MJ, as it turned out, was ecstatic, because the band was one of her favorites from way-back-when and the tickets had been sold out for weeks.

Very lucky.

"Don't make it a habit," JJ barked, jolting Peter out of his happy thoughts, and lit up a new cigar.

Peter's response was forestalled by the sudden appearance of Robbie, who was probably the best reporter and definitely the nicest guy working at the Bugle, and who was on his way towards at least partially filling that surrogate father gap in Peter's life.

"Jonah," Robbie said, slightly breathless, "just heard it on the police band - Psycho's escaped custody."

"Escaped?" JJ demanded, cigar bobbing and spraying a fine coat of ash all over the papers on his desk.

"But I thought the feds got him," Peter said, twisting around in his chair to stare at Robbie in undisguised dismay. When he'd turned in his photos late last night (for once, he'd skipped developing them himself and took them to a one-hour processing place instead), Psycho had been on his way to a maximum-security military installation. Apparently, he'd been a terrorist-for-hire before becoming an assassin-for-hire. Had to admire that career versatility.

Robbie shrugged, spreading his hands helplessly. "He broke out."

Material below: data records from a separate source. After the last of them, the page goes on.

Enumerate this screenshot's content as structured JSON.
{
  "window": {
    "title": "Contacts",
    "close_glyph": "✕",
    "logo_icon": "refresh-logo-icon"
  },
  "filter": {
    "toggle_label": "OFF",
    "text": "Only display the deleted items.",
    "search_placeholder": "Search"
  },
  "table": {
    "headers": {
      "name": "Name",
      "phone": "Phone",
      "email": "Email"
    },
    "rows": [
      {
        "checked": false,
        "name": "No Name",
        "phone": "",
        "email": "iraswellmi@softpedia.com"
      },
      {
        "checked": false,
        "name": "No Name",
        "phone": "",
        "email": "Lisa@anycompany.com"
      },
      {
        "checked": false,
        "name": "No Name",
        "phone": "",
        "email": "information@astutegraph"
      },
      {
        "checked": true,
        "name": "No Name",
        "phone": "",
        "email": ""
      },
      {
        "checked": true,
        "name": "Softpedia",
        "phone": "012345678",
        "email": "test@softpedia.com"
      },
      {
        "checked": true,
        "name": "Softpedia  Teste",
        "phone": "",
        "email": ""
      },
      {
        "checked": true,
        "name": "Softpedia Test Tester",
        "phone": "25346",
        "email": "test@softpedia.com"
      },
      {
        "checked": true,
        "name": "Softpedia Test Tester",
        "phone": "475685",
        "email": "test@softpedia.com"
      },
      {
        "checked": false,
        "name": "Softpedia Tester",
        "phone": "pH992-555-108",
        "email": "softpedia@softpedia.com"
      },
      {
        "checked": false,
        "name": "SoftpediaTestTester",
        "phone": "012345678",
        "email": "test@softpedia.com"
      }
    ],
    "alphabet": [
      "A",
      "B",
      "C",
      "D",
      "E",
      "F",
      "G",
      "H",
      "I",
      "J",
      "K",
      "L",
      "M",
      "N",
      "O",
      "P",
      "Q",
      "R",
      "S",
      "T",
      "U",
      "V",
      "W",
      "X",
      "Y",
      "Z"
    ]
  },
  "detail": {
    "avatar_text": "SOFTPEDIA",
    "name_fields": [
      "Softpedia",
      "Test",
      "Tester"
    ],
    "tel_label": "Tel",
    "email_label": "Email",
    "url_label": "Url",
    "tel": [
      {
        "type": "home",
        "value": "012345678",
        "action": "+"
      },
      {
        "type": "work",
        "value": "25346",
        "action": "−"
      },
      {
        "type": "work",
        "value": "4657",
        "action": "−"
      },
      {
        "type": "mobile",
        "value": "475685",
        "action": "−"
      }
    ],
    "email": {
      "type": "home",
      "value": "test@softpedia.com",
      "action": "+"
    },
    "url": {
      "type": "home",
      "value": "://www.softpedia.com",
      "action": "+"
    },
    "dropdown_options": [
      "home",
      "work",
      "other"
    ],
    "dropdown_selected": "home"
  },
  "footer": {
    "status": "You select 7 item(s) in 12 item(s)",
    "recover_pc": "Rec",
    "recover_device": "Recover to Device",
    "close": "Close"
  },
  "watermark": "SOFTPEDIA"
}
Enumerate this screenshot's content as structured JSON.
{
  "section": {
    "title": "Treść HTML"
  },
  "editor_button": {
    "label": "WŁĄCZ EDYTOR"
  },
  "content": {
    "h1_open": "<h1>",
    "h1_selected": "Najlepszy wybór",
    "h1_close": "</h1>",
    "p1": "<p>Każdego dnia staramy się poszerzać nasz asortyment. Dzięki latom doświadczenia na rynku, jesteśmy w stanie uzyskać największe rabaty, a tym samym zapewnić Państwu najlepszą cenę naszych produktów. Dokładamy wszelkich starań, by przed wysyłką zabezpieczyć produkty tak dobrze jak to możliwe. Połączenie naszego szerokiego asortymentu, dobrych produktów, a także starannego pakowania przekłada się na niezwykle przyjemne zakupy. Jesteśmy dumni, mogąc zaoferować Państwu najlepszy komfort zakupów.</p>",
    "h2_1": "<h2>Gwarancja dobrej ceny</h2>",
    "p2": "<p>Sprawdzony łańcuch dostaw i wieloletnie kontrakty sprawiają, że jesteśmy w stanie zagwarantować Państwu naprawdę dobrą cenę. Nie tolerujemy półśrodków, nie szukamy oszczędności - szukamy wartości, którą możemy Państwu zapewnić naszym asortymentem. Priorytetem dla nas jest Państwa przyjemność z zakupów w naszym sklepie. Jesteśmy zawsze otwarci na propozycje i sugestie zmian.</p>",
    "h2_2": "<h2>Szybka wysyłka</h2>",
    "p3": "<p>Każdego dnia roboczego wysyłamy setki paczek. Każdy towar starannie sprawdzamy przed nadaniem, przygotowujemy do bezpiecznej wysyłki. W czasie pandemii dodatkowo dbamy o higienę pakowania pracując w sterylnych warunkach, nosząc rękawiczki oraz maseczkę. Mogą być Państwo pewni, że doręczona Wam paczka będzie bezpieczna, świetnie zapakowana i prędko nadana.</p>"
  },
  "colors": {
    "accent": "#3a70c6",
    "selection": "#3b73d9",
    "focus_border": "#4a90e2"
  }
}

Wasting no further time, JJ started giving orders for the Bugle's coverage of this scandalous event, and Peter tuned him out. He didn't think Psycho would be back; Harry was most assuredly not going to waste any more money on a failure. Even if they were homicidal, the Osborns never poured good money after bad - and there was the little matter that Psycho had trashed an Oscorp-sponsored event, probably after Harry had explicitly warned him away. After all, Peter had been there, and Harry wouldn't want any harm to come to his friend.

So a re-hire looked unlikely. But maybe Psycho was just revenge-driven and crazy enough to strike up a vendetta on his own.

Peter was not inclined to take chances. He slipped out of the office during one of JJ's longer shouts, made his way to the Bugle's roof, changed into his Spidey suit, and swung off.

Now was a good time to go find out who "Max" was.